Fine Blaeu Map of Tartary, China, and Central Asia
Nice example of Willem Blaeu's map of China, Tartary and Central Asia, extending from Mongolia to the Caspian and the Volga River, and to Tibet and the Upper Ganges River.
The map of Central and East Asia shows how mountainous the region is, as well as highlights many large lakes and towns. The tip of Korea is shown as a peninsula. Nova Zembla has an unfinished coastline and the Tartary Ocean is open and navigable. The Great Wall of China is shown in great detail, separating China from the rest of north-central Europe.
There are several notes across the map, adding extra information. Near the Great Wall, a note explains that the massive structure was meant to keep out the Tartars. The most distinct of these notes are just across the Great Wall in the Lop Desert. There, pairs of anthropomorphized animals dance—there is a deer couple, flying serpents, and a group of small bird-life creatures. A note explains that fantastical humans are said to inhabit this area and are led by a devilish figure.
The map also contains decorative elements. In the bottom left corner is a cherub dressed in European garb watching a turbaned man, meant to be an Asian, use dividers. They work atop the scale bar. In the lower right corner is an elaborate cartouche. The title in written on a camel’s blanket. A child rides the camel, which is led by men wearing supposedly Asian dress.

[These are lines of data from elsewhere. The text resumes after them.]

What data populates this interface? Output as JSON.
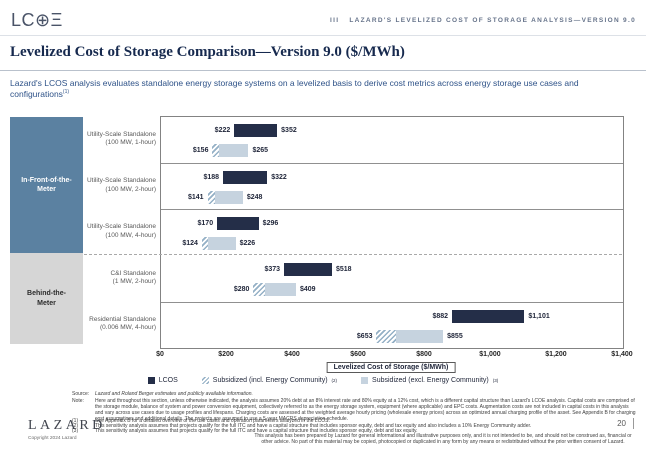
{
  "header": {
    "logo": "LC⊕Ξ",
    "section": "III",
    "report_title": "LAZARD'S LEVELIZED COST OF STORAGE ANALYSIS—VERSION 9.0"
  },
  "slide": {
    "title": "Levelized Cost of Storage Comparison—Version 9.0 ($/MWh)",
    "subtitle": "Lazard's LCOS analysis evaluates standalone energy storage systems on a levelized basis to derive cost metrics across energy storage use cases and configurations",
    "subtitle_footnote": "(1)"
  },
  "groups": [
    {
      "label": "In-Front-of-the-Meter"
    },
    {
      "label": "Behind-the-Meter"
    }
  ],
  "chart_data": {
    "type": "bar",
    "subtype": "horizontal-range",
    "xlabel": "Levelized Cost of Storage ($/MWh)",
    "xlim": [
      0,
      1400
    ],
    "tick_values": [
      0,
      200,
      400,
      600,
      800,
      1000,
      1200,
      1400
    ],
    "tick_labels": [
      "$0",
      "$200",
      "$400",
      "$600",
      "$800",
      "$1,000",
      "$1,200",
      "$1,400"
    ],
    "grid": false,
    "legend_position": "bottom",
    "legend": [
      {
        "label": "LCOS",
        "footnote": "",
        "swatch": "solid-dark",
        "color": "#242e48"
      },
      {
        "label": "Subsidized (incl. Energy Community)",
        "footnote": "(2)",
        "swatch": "hatched",
        "color": "#94b0c6"
      },
      {
        "label": "Subsidized (excl. Energy Community)",
        "footnote": "(3)",
        "swatch": "solid-light",
        "color": "#c6d3df"
      }
    ],
    "rows": [
      {
        "group": "In-Front-of-the-Meter",
        "label_line1": "Utility-Scale Standalone",
        "label_line2": "(100 MW, 1-hour)",
        "lcos_low": 222,
        "lcos_high": 352,
        "sub_low": 156,
        "sub_high": 265,
        "hatch_end": 177
      },
      {
        "group": "In-Front-of-the-Meter",
        "label_line1": "Utility-Scale Standalone",
        "label_line2": "(100 MW, 2-hour)",
        "lcos_low": 188,
        "lcos_high": 322,
        "sub_low": 141,
        "sub_high": 248,
        "hatch_end": 164
      },
      {
        "group": "In-Front-of-the-Meter",
        "label_line1": "Utility-Scale Standalone",
        "label_line2": "(100 MW, 4-hour)",
        "lcos_low": 170,
        "lcos_high": 296,
        "sub_low": 124,
        "sub_high": 226,
        "hatch_end": 142
      },
      {
        "group": "Behind-the-Meter",
        "label_line1": "C&I Standalone",
        "label_line2": "(1 MW, 2-hour)",
        "lcos_low": 373,
        "lcos_high": 518,
        "sub_low": 280,
        "sub_high": 409,
        "hatch_end": 314
      },
      {
        "group": "Behind-the-Meter",
        "label_line1": "Residential Standalone",
        "label_line2": "(0.006 MW, 4-hour)",
        "lcos_low": 882,
        "lcos_high": 1101,
        "sub_low": 653,
        "sub_high": 855,
        "hatch_end": 713
      }
    ]
  },
  "colors": {
    "lcos_bar": "#242e48",
    "subsidized_bar": "#c6d3df",
    "hatch_stripe": "#94b0c6",
    "group_blue": "#5b81a1",
    "group_gray": "#d6d6d6",
    "title_navy": "#16294e",
    "subtitle_blue": "#2e5288"
  },
  "footer": {
    "source_label": "Source:",
    "source_text": "Lazard and Roland Berger estimates and publicly available information.",
    "note_label": "Note:",
    "note_text": "Here and throughout this section, unless otherwise indicated, the analysis assumes 20% debt at an 8% interest rate and 80% equity at a 12% cost, which is a different capital structure than Lazard's LCOE analysis. Capital costs are comprised of the storage module, balance of system and power conversion equipment, collectively referred to as the energy storage system, equipment (where applicable) and EPC costs. Augmentation costs are not included in capital costs in this analysis and vary across use cases due to usage profiles and lifespans. Charging costs are assessed at the weighted average hourly pricing (wholesale energy prices) across an optimized annual charging profile of the asset. See Appendix B for charging cost assumptions and additional details. The projects are assumed to use a 5-year MACRS depreciation schedule.",
    "footnotes": [
      {
        "num": "(1)",
        "text": "See Appendix B for a detailed overview of the use cases and operation parameters analyzed in the LCOS."
      },
      {
        "num": "(2)",
        "text": "This sensitivity analysis assumes that projects qualify for the full ITC and have a capital structure that includes sponsor equity, debt and tax equity and also includes a 10% Energy Community adder."
      },
      {
        "num": "(3)",
        "text": "This sensitivity analysis assumes that projects qualify for the full ITC and have a capital structure that includes sponsor equity, debt and tax equity."
      }
    ],
    "disclaimer": "This analysis has been prepared by Lazard for general informational and illustrative purposes only, and it is not intended to be, and should not be construed as, financial or other advice. No part of this material may be copied, photocopied or duplicated in any form by any means or redistributed without the prior written consent of Lazard.",
    "page_number": "20",
    "brand": "LAZARD",
    "copyright": "Copyright 2024 Lazard"
  }
}
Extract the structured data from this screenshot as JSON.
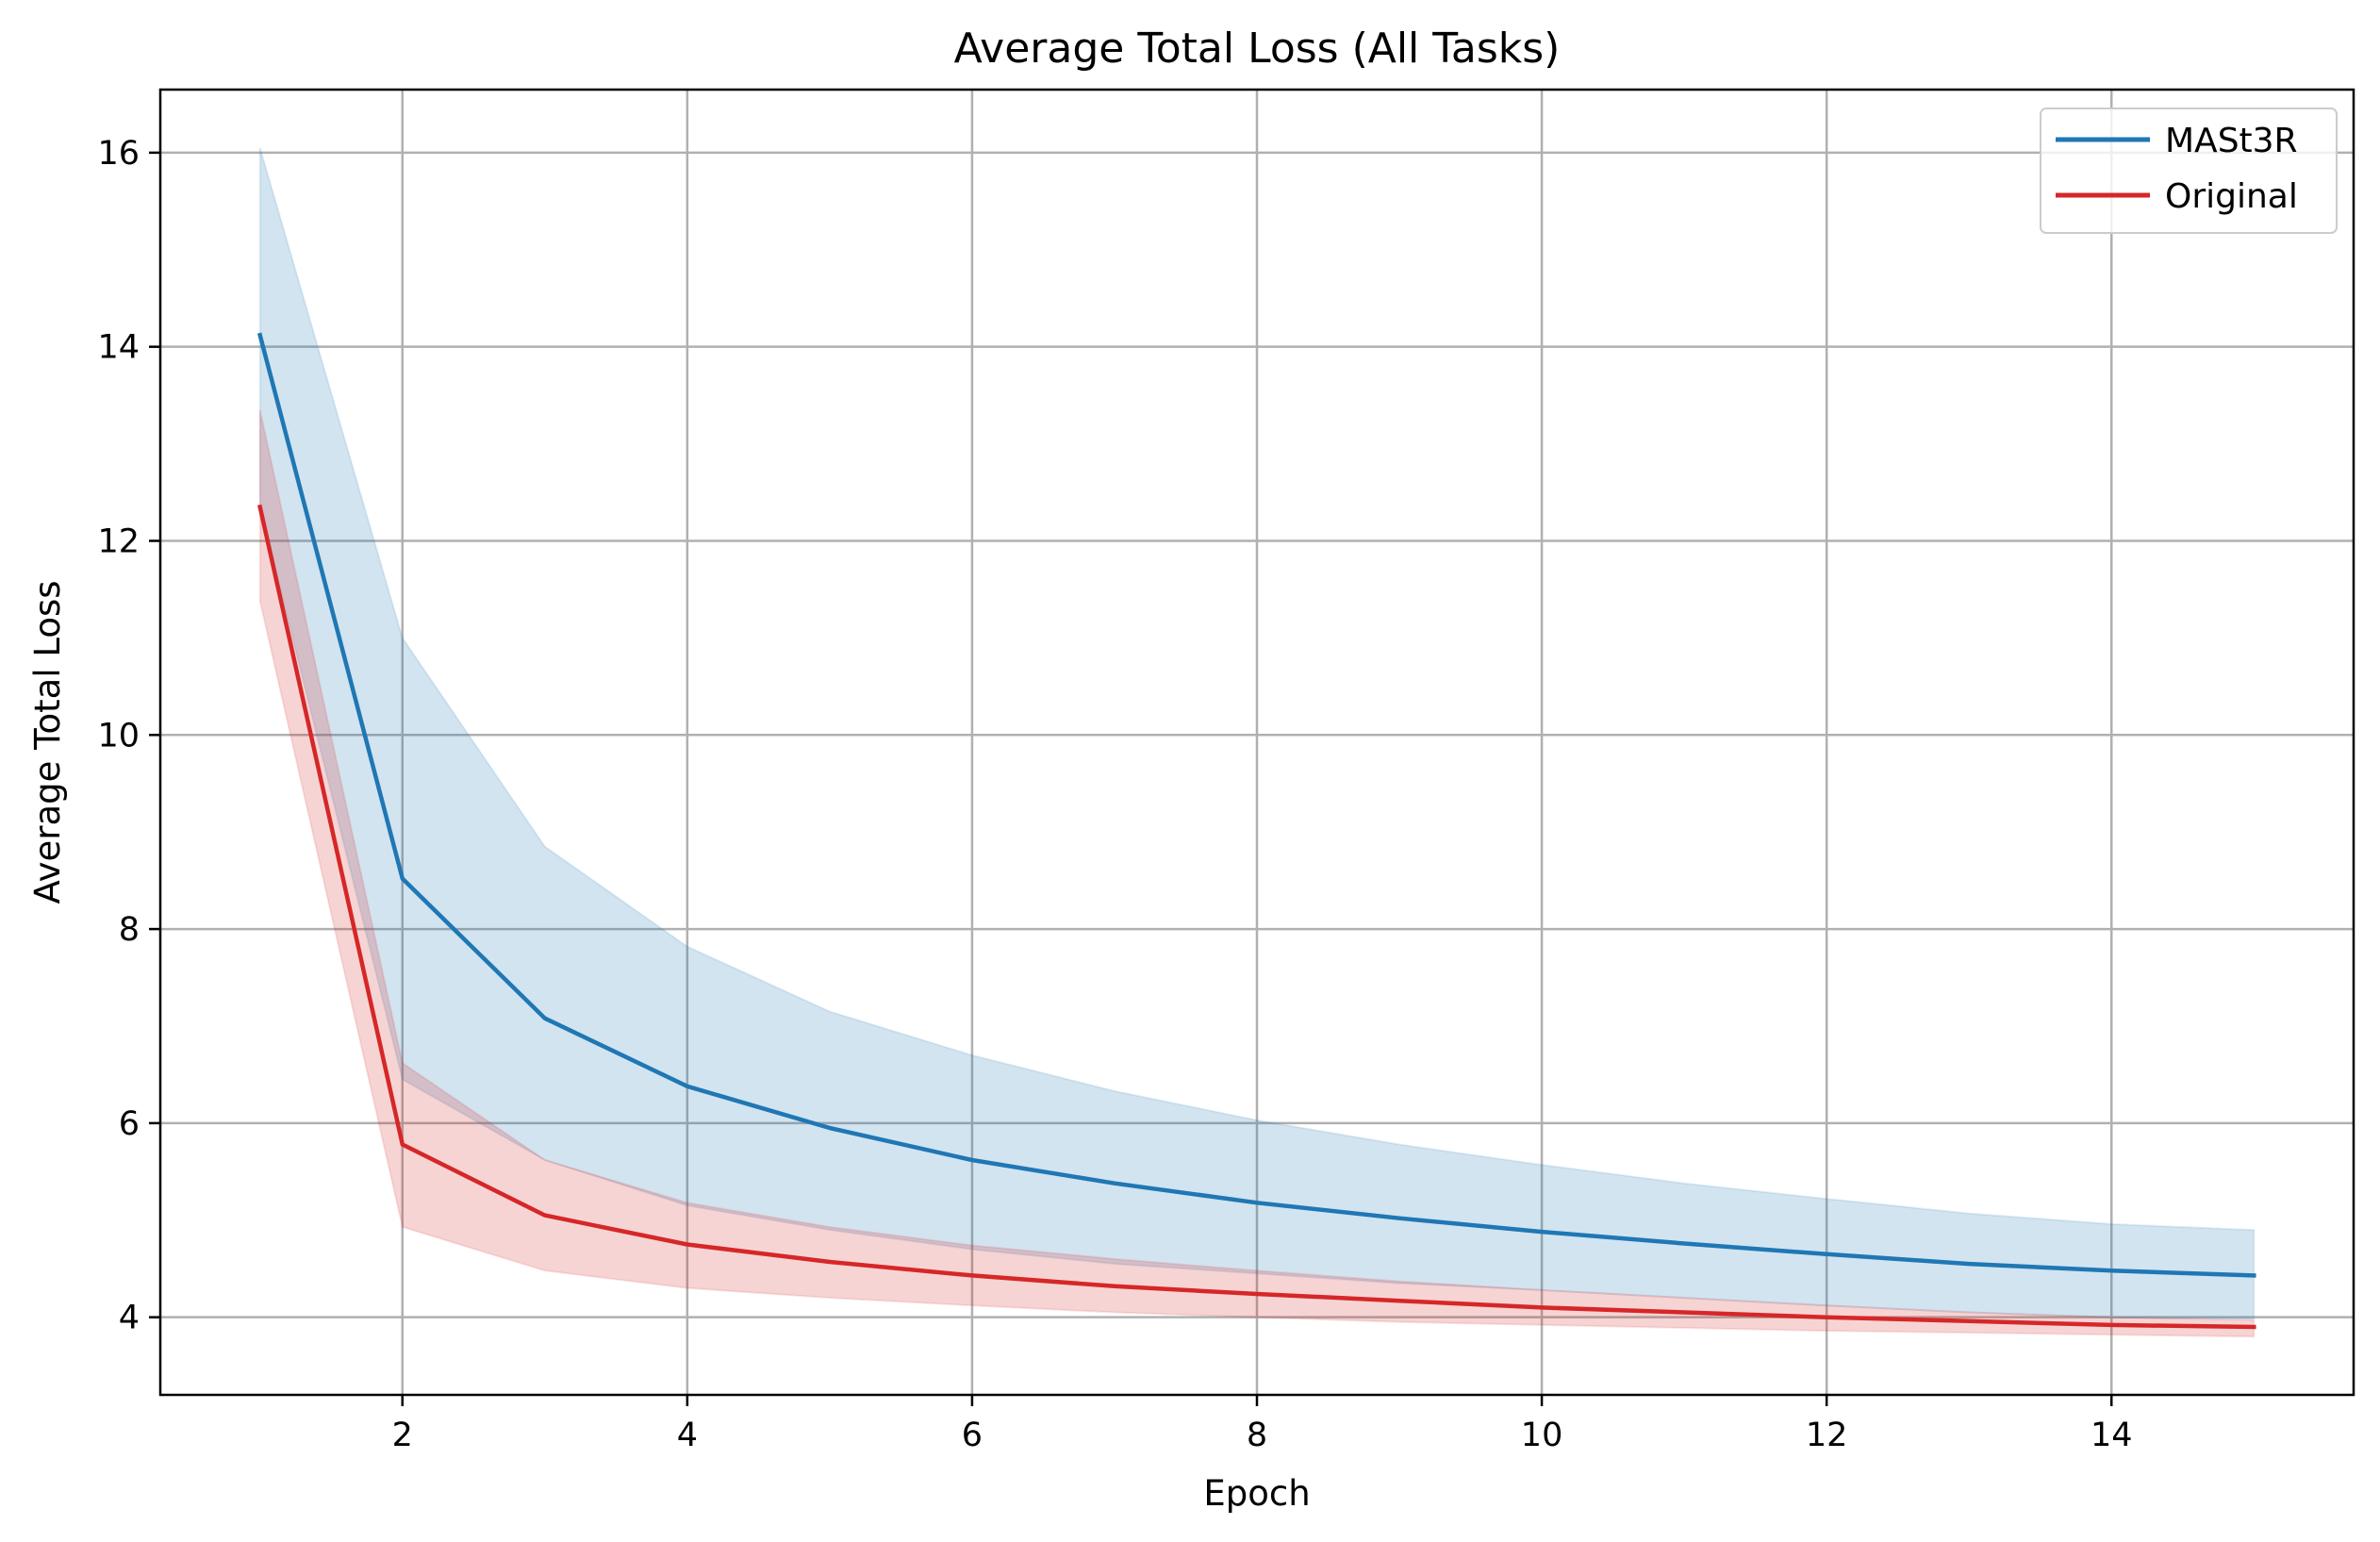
{
  "chart_data": {
    "type": "line",
    "title": "Average Total Loss (All Tasks)",
    "xlabel": "Epoch",
    "ylabel": "Average Total Loss",
    "xlim": [
      0.3,
      15.7
    ],
    "ylim": [
      3.2,
      16.65
    ],
    "x_ticks": [
      2,
      4,
      6,
      8,
      10,
      12,
      14
    ],
    "y_ticks": [
      4,
      6,
      8,
      10,
      12,
      14,
      16
    ],
    "grid": true,
    "legend_position": "top-right",
    "x": [
      1,
      2,
      3,
      4,
      5,
      6,
      7,
      8,
      9,
      10,
      11,
      12,
      13,
      14,
      15
    ],
    "series": [
      {
        "name": "MASt3R",
        "color": "#1f77b4",
        "band_color": "#1f77b4",
        "values": [
          14.12,
          8.52,
          7.08,
          6.38,
          5.95,
          5.62,
          5.38,
          5.18,
          5.02,
          4.88,
          4.76,
          4.65,
          4.55,
          4.48,
          4.43
        ],
        "upper": [
          16.05,
          11.0,
          8.85,
          7.82,
          7.15,
          6.7,
          6.33,
          6.03,
          5.78,
          5.57,
          5.38,
          5.22,
          5.07,
          4.96,
          4.9
        ],
        "lower": [
          12.35,
          6.45,
          5.62,
          5.15,
          4.9,
          4.7,
          4.55,
          4.45,
          4.35,
          4.28,
          4.2,
          4.12,
          4.05,
          4.0,
          3.98
        ]
      },
      {
        "name": "Original",
        "color": "#d62728",
        "band_color": "#d62728",
        "values": [
          12.35,
          5.78,
          5.05,
          4.75,
          4.57,
          4.43,
          4.32,
          4.24,
          4.17,
          4.1,
          4.05,
          4.0,
          3.96,
          3.92,
          3.9
        ],
        "upper": [
          13.35,
          6.62,
          5.62,
          5.18,
          4.93,
          4.74,
          4.6,
          4.48,
          4.37,
          4.28,
          4.2,
          4.12,
          4.05,
          4.0,
          3.97
        ],
        "lower": [
          11.38,
          4.93,
          4.48,
          4.3,
          4.2,
          4.12,
          4.05,
          4.0,
          3.95,
          3.92,
          3.89,
          3.86,
          3.84,
          3.82,
          3.8
        ]
      }
    ]
  }
}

The map was part of the elder Blaeu’s atlas, one of two series of expanding atlases developed by the Blaeu publishing family. Blaeu developed an atlas over the course of the early 1630s and first released his Theatrum Orbis Terrarum, sive, Atlas novus in 1635, achieving a career-long ambition of releasing a competitor to the Mercator-Hondius-Jansson atlas. After Willem’s death in 1638, his son Joan continued to add to the Atlas novus, until this was eclipsed by his monumental Atlas maior (1662-1672).

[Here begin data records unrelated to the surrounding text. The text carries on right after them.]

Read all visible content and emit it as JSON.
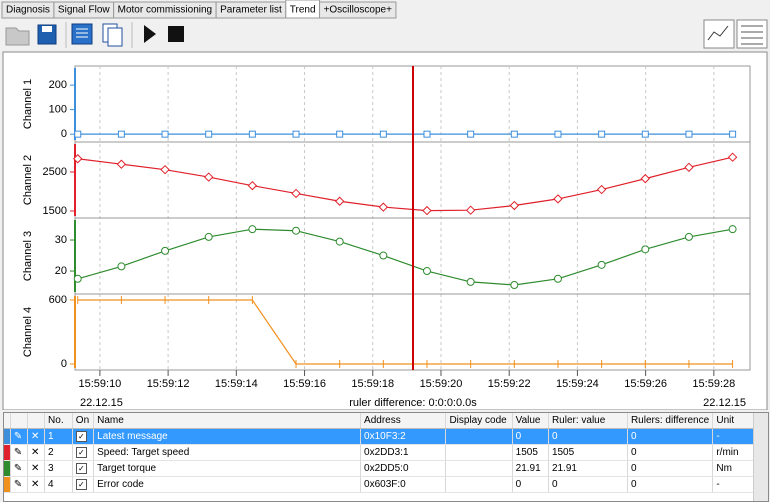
{
  "tabs": [
    {
      "label": "Diagnosis"
    },
    {
      "label": "Signal Flow"
    },
    {
      "label": "Motor commissioning"
    },
    {
      "label": "Parameter list"
    },
    {
      "label": "Trend",
      "active": true
    },
    {
      "label": "+Oscilloscope+"
    }
  ],
  "time_axis": {
    "xlim": [
      9.27,
      29.06
    ],
    "xticks": [
      {
        "value": 10,
        "label": "15:59:10"
      },
      {
        "value": 12,
        "label": "15:59:12"
      },
      {
        "value": 14,
        "label": "15:59:14"
      },
      {
        "value": 16,
        "label": "15:59:16"
      },
      {
        "value": 18,
        "label": "15:59:18"
      },
      {
        "value": 20,
        "label": "15:59:20"
      },
      {
        "value": 22,
        "label": "15:59:22"
      },
      {
        "value": 24,
        "label": "15:59:24"
      },
      {
        "value": 26,
        "label": "15:59:26"
      },
      {
        "value": 28,
        "label": "15:59:28"
      }
    ],
    "date_left": "22.12.15",
    "date_right": "22.12.15",
    "ruler_x": 19.18,
    "ruler_color": "#cc0000",
    "ruler_label": "ruler difference: 0:0:0:0.0s",
    "grid": true
  },
  "chart_data": [
    {
      "type": "line",
      "ylabel": "Channel 1",
      "color": "#3d8fdc",
      "marker": "square",
      "x": [
        9.35,
        10.63,
        11.91,
        13.19,
        14.47,
        15.75,
        17.03,
        18.31,
        19.59,
        20.87,
        22.15,
        23.43,
        24.71,
        25.99,
        27.27,
        28.55
      ],
      "values": [
        0,
        0,
        0,
        0,
        0,
        0,
        0,
        0,
        0,
        0,
        0,
        0,
        0,
        0,
        0,
        0
      ],
      "ylim": [
        -32,
        278
      ],
      "yticks": [
        0,
        100,
        200
      ]
    },
    {
      "type": "line",
      "ylabel": "Channel 2",
      "color": "#e0202a",
      "marker": "diamond",
      "x": [
        9.35,
        10.63,
        11.91,
        13.19,
        14.47,
        15.75,
        17.03,
        18.31,
        19.59,
        20.87,
        22.15,
        23.43,
        24.71,
        25.99,
        27.27,
        28.55
      ],
      "values": [
        2840,
        2700,
        2560,
        2370,
        2150,
        1950,
        1750,
        1600,
        1510,
        1520,
        1640,
        1810,
        2050,
        2330,
        2620,
        2880
      ],
      "ylim": [
        1320,
        3270
      ],
      "yticks": [
        1500,
        2500
      ]
    },
    {
      "type": "line",
      "ylabel": "Channel 3",
      "color": "#2e8b2e",
      "marker": "circle",
      "x": [
        9.35,
        10.63,
        11.91,
        13.19,
        14.47,
        15.75,
        17.03,
        18.31,
        19.59,
        20.87,
        22.15,
        23.43,
        24.71,
        25.99,
        27.27,
        28.55
      ],
      "values": [
        17.5,
        21.5,
        26.5,
        31,
        33.5,
        33,
        29.5,
        25,
        20,
        16.5,
        15.5,
        17.5,
        22,
        27,
        31,
        33.5
      ],
      "ylim": [
        12.6,
        37.1
      ],
      "yticks": [
        20,
        30
      ]
    },
    {
      "type": "line",
      "ylabel": "Channel 4",
      "color": "#f0901e",
      "marker": "tick",
      "x": [
        9.35,
        10.63,
        11.91,
        13.19,
        14.47,
        15.75,
        17.03,
        18.31,
        19.59,
        20.87,
        22.15,
        23.43,
        24.71,
        25.99,
        27.27,
        28.55
      ],
      "values": [
        600,
        600,
        600,
        600,
        600,
        0,
        0,
        0,
        0,
        0,
        0,
        0,
        0,
        0,
        0,
        0
      ],
      "ylim": [
        -56,
        656
      ],
      "yticks": [
        0,
        600
      ]
    }
  ],
  "table": {
    "headers": [
      "No.",
      "On",
      "Name",
      "Address",
      "Display code",
      "Value",
      "Ruler: value",
      "Rulers: difference",
      "Unit"
    ],
    "rows": [
      {
        "color": "#3d8fdc",
        "no": "1",
        "name": "Latest message",
        "address": "0x10F3:2",
        "value": "0",
        "ruler_value": "0",
        "ruler_difference": "0",
        "unit": "-",
        "selected": true
      },
      {
        "color": "#e0202a",
        "no": "2",
        "name": "Speed: Target speed",
        "address": "0x2DD3:1",
        "value": "1505",
        "ruler_value": "1505",
        "ruler_difference": "0",
        "unit": "r/min"
      },
      {
        "color": "#2e8b2e",
        "no": "3",
        "name": "Target torque",
        "address": "0x2DD5:0",
        "value": "21.91",
        "ruler_value": "21.91",
        "ruler_difference": "0",
        "unit": "Nm"
      },
      {
        "color": "#f0901e",
        "no": "4",
        "name": "Error code",
        "address": "0x603F:0",
        "value": "0",
        "ruler_value": "0",
        "ruler_difference": "0",
        "unit": "-"
      }
    ]
  }
}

Willem Janszoon Blaeu (1571-1638) was a prominent Dutch geographer and publisher. Born the son of a herring merchant, Blaeu chose not fish but mathematics and astronomy for his focus. He studied with the famous Danish astronomer Tycho Brahe, with whom he honed his instrument and globe making skills. Blaeu set up shop in Amsterdam, where he sold instruments and globes, published maps, and edited the works of intellectuals like Descartes and Hugo Grotius. In 1635, he released his atlas, Theatrum Orbis Terrarum, sive, Atlas novus.
Willem died in 1638. He had two sons, Cornelis (1610-1648) and Joan (1596-1673). Joan trained as a lawyer, but joined his father’s business rather than practice. After his father’s death, the brothers took over their father’s shop and Joan took on his work as hydrographer to the Dutch East India Company. Later in life, Joan would modify and greatly expand his father’s Atlas novus, eventually releasing his masterpiece, the Atlas maior, between 1662 and 1672.